Au moins un agent de la Police Nationale d’Haïti, précisément du Polifront a participé à l’attaque contre les locaux du Réseau National de Défense des Droits Humains (RNDDH), le 18 août dernier.

C’est ce que révèle cette organisation de défense des droits humains qui dit avoir, souvent, été l’objet de menaces de la part de puissants chefs de gang évoluant dans la région métropolitaine de Port-au-Prince.

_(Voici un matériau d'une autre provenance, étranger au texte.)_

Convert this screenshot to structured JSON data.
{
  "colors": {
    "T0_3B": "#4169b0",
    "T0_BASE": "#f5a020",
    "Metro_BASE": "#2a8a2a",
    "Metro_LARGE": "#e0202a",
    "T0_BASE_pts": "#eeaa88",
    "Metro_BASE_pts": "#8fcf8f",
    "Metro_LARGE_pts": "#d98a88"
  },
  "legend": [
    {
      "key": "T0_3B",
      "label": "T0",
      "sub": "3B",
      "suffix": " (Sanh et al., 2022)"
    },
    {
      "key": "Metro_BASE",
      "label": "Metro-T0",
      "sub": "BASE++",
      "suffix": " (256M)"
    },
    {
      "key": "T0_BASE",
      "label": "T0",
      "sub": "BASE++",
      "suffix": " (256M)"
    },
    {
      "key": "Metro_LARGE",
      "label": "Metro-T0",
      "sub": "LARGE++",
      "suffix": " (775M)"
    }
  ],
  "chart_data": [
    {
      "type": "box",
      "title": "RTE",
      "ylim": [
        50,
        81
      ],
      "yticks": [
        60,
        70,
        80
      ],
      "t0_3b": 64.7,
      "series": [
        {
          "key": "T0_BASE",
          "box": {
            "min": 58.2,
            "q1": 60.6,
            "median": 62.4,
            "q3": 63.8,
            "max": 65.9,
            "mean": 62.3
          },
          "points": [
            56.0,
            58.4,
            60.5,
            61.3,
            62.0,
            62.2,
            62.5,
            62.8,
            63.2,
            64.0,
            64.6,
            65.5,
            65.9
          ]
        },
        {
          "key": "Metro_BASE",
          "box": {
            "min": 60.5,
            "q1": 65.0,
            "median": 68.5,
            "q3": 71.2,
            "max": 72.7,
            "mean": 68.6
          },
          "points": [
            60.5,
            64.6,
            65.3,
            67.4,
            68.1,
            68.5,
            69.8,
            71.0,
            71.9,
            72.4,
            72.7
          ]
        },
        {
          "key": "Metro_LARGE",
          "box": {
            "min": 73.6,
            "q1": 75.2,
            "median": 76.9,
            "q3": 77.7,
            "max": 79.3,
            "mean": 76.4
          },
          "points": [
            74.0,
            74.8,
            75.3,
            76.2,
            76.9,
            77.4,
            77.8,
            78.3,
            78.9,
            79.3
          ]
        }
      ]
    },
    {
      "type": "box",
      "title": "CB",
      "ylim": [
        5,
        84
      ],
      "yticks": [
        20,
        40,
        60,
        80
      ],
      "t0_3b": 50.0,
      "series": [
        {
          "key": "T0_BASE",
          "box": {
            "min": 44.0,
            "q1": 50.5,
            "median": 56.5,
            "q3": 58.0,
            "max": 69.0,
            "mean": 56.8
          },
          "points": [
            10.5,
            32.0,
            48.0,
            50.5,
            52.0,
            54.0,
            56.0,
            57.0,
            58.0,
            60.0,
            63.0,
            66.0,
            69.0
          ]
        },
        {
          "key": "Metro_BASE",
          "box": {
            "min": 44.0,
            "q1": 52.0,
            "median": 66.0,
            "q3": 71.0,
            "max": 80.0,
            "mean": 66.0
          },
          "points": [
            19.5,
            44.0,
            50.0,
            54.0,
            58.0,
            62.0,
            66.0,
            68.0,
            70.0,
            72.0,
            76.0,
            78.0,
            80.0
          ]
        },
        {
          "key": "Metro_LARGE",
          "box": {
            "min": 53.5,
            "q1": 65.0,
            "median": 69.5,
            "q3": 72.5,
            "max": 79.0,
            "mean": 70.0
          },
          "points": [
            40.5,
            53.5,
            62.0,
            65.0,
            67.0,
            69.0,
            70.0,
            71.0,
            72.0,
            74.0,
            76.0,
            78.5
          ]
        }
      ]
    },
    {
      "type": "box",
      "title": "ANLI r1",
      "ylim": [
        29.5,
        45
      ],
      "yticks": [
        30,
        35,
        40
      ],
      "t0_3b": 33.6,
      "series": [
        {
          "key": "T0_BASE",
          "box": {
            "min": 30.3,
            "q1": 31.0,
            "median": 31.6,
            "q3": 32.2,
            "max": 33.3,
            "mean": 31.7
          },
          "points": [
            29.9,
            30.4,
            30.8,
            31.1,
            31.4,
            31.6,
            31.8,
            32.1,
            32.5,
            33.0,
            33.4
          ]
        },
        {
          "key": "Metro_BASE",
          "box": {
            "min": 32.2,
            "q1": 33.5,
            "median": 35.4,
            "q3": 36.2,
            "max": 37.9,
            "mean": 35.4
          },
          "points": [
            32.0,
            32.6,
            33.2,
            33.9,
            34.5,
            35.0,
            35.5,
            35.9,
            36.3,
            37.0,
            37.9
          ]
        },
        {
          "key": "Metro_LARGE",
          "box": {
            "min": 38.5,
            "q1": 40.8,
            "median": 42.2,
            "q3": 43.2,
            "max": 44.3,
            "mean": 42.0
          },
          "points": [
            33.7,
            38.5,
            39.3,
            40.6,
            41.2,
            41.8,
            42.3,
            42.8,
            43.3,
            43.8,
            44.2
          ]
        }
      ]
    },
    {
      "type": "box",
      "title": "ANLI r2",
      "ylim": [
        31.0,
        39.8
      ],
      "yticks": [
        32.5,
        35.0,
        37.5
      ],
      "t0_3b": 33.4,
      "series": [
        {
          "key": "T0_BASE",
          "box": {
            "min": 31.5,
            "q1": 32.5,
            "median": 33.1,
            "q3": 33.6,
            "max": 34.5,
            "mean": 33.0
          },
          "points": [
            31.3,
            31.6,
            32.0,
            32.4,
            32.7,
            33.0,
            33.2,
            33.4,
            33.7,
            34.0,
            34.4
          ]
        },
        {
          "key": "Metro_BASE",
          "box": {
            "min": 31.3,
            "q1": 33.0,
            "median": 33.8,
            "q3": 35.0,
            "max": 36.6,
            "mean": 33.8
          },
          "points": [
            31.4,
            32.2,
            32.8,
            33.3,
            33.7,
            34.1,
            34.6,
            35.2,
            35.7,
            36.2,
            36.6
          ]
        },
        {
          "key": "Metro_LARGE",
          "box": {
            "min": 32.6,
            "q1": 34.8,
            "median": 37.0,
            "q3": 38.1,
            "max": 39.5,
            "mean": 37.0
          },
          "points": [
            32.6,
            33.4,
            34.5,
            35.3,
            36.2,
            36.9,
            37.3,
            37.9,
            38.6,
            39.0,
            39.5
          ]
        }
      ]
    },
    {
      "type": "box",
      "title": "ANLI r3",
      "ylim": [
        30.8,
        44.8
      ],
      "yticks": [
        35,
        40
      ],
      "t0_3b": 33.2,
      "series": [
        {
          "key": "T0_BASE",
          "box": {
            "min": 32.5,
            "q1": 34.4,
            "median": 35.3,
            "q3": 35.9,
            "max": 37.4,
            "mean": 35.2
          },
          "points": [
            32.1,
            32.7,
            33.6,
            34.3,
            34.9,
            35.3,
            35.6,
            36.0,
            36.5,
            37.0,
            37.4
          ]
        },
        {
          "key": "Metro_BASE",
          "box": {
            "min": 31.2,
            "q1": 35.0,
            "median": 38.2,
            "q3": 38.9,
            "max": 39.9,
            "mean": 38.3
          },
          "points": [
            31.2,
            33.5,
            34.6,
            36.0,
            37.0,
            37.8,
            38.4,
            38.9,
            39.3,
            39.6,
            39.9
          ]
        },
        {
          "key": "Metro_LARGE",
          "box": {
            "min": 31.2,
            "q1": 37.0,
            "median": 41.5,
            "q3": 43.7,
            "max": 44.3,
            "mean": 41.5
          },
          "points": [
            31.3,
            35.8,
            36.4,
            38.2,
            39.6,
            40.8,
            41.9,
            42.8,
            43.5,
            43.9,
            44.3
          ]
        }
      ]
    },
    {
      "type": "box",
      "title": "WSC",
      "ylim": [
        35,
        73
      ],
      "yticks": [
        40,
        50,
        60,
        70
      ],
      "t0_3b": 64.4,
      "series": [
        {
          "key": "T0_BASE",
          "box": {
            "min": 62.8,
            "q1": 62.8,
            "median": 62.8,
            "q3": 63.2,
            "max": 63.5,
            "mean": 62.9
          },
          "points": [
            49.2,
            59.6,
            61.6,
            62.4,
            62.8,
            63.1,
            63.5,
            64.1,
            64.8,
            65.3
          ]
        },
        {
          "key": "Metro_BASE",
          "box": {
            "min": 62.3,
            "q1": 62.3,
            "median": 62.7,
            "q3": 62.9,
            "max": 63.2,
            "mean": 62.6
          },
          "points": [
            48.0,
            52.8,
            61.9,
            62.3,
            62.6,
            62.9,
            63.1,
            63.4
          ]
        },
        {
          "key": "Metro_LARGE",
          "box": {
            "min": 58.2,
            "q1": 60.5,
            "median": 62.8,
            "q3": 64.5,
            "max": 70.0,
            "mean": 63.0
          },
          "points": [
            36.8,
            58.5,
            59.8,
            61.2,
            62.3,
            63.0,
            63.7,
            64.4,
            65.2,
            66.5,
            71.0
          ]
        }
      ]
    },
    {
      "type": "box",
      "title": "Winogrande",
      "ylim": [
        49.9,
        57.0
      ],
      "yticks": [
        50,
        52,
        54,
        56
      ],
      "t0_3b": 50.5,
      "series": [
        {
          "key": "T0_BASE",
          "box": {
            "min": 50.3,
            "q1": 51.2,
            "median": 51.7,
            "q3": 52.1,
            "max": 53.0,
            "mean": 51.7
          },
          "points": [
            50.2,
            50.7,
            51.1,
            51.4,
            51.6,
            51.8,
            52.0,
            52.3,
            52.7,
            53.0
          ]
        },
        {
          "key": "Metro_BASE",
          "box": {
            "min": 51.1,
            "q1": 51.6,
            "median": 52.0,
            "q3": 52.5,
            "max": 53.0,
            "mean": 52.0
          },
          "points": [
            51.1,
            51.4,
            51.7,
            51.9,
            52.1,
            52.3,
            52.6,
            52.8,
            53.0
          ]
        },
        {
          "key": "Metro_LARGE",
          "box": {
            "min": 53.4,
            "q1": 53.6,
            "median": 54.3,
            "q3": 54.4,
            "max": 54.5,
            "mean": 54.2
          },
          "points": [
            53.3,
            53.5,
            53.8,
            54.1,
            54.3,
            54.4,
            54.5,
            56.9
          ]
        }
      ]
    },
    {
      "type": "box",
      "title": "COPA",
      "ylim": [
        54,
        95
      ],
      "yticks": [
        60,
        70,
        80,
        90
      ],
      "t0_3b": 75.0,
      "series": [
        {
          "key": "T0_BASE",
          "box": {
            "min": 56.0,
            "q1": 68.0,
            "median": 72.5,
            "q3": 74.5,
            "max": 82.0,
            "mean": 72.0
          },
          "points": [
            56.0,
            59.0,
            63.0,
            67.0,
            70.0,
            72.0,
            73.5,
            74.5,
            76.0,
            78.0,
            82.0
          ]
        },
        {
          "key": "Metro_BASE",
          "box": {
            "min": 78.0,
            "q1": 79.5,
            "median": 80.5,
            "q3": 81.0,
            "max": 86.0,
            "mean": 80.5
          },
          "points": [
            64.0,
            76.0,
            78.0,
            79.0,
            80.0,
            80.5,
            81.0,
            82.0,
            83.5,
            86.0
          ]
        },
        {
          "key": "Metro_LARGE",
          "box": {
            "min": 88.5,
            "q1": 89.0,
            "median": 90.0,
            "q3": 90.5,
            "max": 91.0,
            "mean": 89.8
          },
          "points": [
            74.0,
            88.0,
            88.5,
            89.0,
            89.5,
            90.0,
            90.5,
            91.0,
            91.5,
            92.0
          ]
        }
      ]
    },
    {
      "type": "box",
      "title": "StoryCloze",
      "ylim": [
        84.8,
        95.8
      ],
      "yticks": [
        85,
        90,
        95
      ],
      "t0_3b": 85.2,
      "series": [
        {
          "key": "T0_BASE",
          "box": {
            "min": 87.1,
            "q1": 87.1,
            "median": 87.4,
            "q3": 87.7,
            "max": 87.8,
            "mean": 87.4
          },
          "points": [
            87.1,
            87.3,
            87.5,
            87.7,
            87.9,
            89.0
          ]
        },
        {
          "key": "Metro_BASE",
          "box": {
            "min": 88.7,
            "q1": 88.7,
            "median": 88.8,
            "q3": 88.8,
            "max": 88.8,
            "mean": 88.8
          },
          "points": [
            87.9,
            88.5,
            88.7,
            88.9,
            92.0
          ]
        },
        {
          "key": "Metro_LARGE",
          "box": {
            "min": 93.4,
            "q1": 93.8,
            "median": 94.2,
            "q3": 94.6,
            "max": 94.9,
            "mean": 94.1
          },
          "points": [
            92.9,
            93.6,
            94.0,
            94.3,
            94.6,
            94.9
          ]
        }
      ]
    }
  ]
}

Dans une lettre adressée à l’Inspection Générale de la Police Nationale d’Haïti, le RNDDH révèle qu’au cours de cette attaque perpétrée vers les deux heures de l’après-midi, 5 projectiles ont été tirés sur la barrière principale de l’organisation. D’autres ont endommagé un panneau solaire installé sur le toit du bâtiment.

Soulignant que ces dégâts ont été constatés par la juge de paix Christine Doréus, affectée au Tribunal de Paix de la Section Est de Port-au-Prince et qu’un procès-verbal a été dressé en date du lundi 21 août avec, notamment, les photos des impacts de balles, le RNDDH appelle l’Inspection Générale de la Police Nationale d’Haïti (IGPNH) à l’ouverture d’une enquête en vue de déterminer les responsabilités et de transférer devant les instances judiciaires toutes les personnes impliquées dans cet acte criminel.

Le RNDDH, qui lie cette attaque avec son dernier rapport sur les actes de violence commis par des gangs armés dans les départements de l’Artibonite et de l’Ouest, estime ainsi qu’il est de son devoir de dénoncer les violations massives de droits humains commises par les autorités étatiques et par l’institution policière, qui choisissent de protéger les bandits armés, alors que la population est livrée à la fureur de ces derniers.